At least 23 died and 10 were missing in the worst-hit Xianning, Hubei province, a spokesman with the provincial flood control and drought relief headquarters said on Friday.
"Most of the deaths and injuries were caused by collapsing buildings after floods destroyed embankments, and 60,000 residents in Xianning's submerged Tongcheng county have been relocated to safe places by late Friday," an official surnamed Zhang from the local flood control and drought relief office said.
Zhang also said torrential rains have affected about 680,000 residents in the province, toppled 6,744 homes and inundated 639 square kilometers of farmlands.
The direct economic loss could reach 610 million yuan ($94 million), he added.
About 1,500 soldiers and six military boats have participated in the rescue.
Continuous rainfalls had pounded Tongcheng beginning late Thursday, topping a 200-year record of 300 millimeters of rain in four hours and inundating the entire county, before the waters retreated late Friday.
In suburban Tongcheng, local villagers were building earth-filled dams with shovels in preparation for forecast rains.
"Floodwaters quickly rose to my chest and pushed the grocery store in front of my home about five meters forward," an unnamed villager was quoted by China Central Television as saying.
Traffic, electricity and telephone services in Tongcheng, which had been cut off by the floods, had mostly resumed in the downtown area by late Friday, the local flood control center said.

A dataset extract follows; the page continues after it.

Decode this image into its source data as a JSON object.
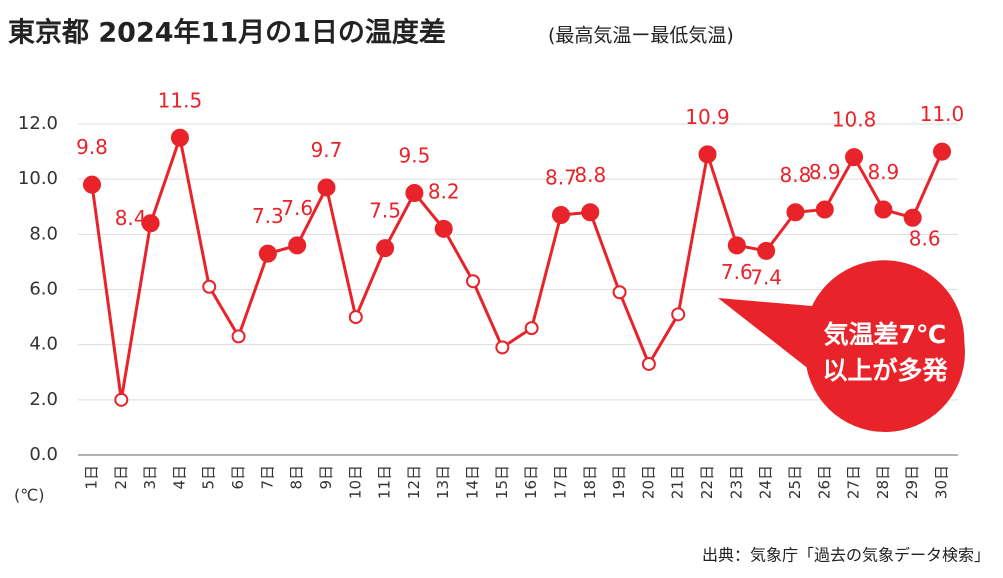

In downtown Tongcheng, a shop owner told China Central Television he suffered at least 2 million yuan in losses, as he started to clean the flood-hit store after the waters receded.

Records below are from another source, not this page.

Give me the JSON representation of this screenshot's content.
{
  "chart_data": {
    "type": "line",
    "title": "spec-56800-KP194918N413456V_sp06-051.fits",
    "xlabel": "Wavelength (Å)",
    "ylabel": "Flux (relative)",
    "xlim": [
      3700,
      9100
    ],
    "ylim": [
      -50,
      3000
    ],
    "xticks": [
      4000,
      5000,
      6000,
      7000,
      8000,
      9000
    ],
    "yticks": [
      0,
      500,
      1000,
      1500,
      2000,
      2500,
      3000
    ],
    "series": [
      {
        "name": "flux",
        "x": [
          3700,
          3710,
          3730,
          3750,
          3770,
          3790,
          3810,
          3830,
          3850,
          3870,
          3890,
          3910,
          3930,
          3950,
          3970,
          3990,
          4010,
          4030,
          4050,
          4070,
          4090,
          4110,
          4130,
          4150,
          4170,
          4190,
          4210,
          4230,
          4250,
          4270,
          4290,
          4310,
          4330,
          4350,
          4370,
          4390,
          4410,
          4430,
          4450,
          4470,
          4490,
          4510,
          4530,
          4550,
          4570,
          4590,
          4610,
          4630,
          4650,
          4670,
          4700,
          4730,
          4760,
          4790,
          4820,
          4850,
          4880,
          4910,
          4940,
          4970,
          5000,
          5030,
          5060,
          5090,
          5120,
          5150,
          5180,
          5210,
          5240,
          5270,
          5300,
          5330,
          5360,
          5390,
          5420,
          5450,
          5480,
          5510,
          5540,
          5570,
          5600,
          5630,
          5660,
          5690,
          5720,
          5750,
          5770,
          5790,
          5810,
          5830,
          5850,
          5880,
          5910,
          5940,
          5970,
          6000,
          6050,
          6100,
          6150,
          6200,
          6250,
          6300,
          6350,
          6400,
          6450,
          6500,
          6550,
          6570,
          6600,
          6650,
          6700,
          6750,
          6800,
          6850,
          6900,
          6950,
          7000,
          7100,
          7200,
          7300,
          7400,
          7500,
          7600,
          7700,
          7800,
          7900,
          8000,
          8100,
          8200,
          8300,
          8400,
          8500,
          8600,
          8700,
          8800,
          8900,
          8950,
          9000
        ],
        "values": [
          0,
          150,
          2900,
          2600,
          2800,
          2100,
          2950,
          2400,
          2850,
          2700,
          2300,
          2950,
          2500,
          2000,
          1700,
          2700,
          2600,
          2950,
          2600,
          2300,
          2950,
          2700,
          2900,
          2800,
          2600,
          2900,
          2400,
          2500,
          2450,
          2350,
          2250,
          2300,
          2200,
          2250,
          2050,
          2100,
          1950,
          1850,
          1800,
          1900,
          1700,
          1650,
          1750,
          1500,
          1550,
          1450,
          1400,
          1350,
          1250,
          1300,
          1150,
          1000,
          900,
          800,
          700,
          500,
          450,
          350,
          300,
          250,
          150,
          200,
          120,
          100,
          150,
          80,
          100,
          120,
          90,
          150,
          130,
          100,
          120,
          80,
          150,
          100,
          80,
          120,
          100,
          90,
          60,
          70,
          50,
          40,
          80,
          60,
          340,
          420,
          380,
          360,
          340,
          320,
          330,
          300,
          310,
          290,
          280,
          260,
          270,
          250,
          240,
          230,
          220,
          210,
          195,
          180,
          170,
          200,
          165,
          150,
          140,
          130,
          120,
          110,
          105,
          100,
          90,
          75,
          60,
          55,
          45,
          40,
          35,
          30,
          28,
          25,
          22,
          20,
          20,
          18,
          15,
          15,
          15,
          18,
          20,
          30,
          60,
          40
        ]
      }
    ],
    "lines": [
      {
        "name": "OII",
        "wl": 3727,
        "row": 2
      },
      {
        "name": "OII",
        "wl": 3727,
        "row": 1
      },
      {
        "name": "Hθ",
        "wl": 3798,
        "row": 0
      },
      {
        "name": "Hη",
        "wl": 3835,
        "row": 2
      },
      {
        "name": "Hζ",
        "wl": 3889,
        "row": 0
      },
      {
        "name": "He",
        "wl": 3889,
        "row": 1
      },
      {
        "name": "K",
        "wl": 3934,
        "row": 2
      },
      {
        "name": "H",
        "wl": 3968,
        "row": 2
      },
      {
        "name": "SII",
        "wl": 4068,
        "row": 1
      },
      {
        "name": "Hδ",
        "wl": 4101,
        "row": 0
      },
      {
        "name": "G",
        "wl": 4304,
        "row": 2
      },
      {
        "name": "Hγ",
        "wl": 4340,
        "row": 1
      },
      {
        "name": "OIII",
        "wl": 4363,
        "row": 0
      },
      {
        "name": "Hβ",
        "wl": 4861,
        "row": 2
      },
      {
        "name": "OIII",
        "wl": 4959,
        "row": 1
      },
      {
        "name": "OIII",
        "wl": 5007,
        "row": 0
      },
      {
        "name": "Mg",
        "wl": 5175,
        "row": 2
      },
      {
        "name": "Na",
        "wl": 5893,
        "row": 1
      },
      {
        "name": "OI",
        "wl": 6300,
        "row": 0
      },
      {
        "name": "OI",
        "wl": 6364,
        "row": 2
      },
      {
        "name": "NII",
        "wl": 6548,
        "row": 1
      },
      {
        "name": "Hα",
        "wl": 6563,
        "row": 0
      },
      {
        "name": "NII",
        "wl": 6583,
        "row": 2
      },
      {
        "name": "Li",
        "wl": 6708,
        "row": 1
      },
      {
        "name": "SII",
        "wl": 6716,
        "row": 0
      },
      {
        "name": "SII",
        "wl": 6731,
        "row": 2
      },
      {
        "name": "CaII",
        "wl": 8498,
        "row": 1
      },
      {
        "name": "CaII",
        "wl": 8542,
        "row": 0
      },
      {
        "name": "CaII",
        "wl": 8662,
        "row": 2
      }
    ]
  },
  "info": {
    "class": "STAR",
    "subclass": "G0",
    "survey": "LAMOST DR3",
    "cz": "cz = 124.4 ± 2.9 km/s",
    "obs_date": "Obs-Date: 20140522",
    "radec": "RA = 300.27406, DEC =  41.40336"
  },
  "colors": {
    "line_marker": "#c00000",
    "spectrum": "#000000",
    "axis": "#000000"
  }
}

In nearby low-lying Chongyang county of Xianning, a submerged national road, which connects three nearby provinces, was cut off by floodwaters up to 0.4 meters deep.
A worker surnamed Wang at a gas station alongside the six-lane national road told China Daily the rainfalls had stranded at least a hundred passengers and dozens of cars and trucks.

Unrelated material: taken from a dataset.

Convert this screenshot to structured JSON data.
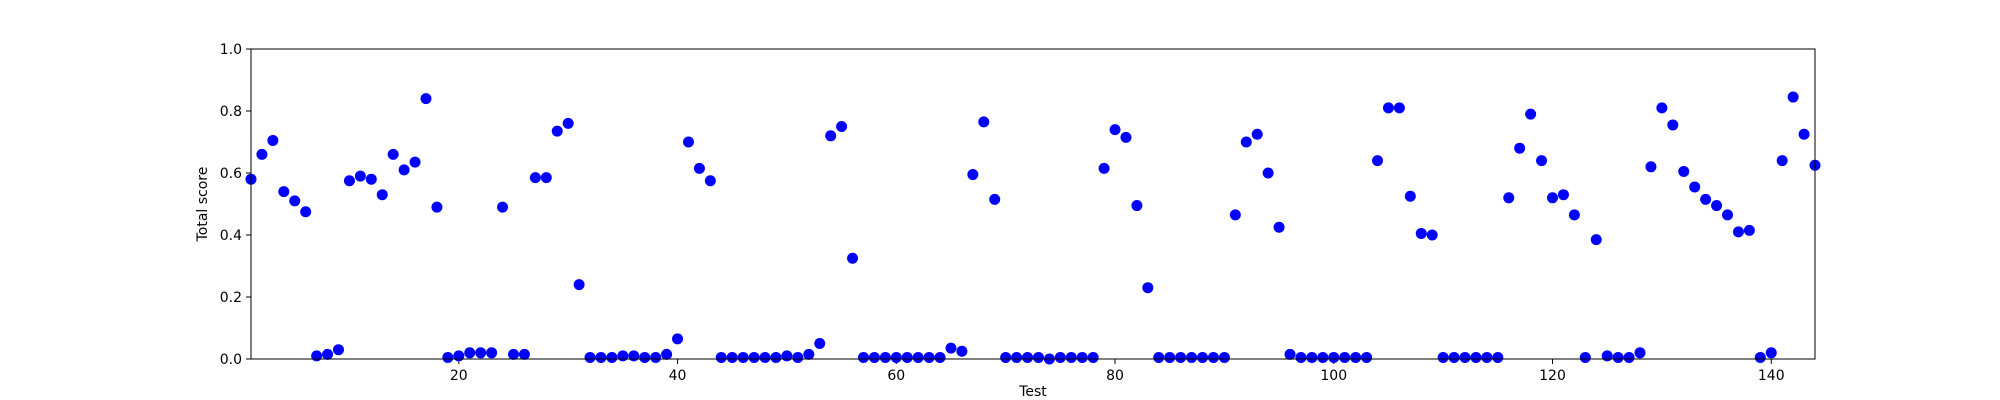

Local residents joined the rescue, helping transport the trapped passengers to safety in steamboats, since official rescue teams were kept far away by cut-off transportation.
Wu Xianliang, a 46-year-old migrant worker who commutes between Chongyang and a nearby county, was trapped on his way home, saying he has never seen such a flood and fearing he may have to stay overnight along the broken road.
Floods also killed two people in the nearby city of Huanggang, said a spokesman with Hubei's civil affairs department.
In other parts of China, rainfalls and approaching tropical storms have wreaked havoc in almost half of the country that just survived months of drought.
In neighboring Hunan province, the flood has killed at least 19 people and 28 went missing, affecting some 1.4 million residents in 19 counties, China News Service reported.
In Jiangxi province's Xiushui county, about 26,000 people were evacuated and 1,200 stranded after their homes were hit by torrential rains early Friday. Three people, including a child, died after their homes were crushed by landslides in the county, Xinhua News Agency reported.
Three people were also killed in Guizhou province of Southwest China.
Meanwhile, this summer's first tropical storm may land in South China's Guangdong province over the coming weekend, bringing possible landslides in coastal Guangdong and Fujian provinces on Saturday, according to the provincial meteorological station.
The National Meteorological Center has issued a blue rainstorm alert, the lightest in the country's four-level rainstorm alert system.
Lin Jian, chief weatherman with the center, attributed the sudden shift from drought and downpours to an interruption of the monsoon.
Mao Liuxi, an agricultural meteorology expert with the center, said the flooding is not likely to have a negative impact on China's grain production, adding high temperatures in the south later this year would ensure normal production.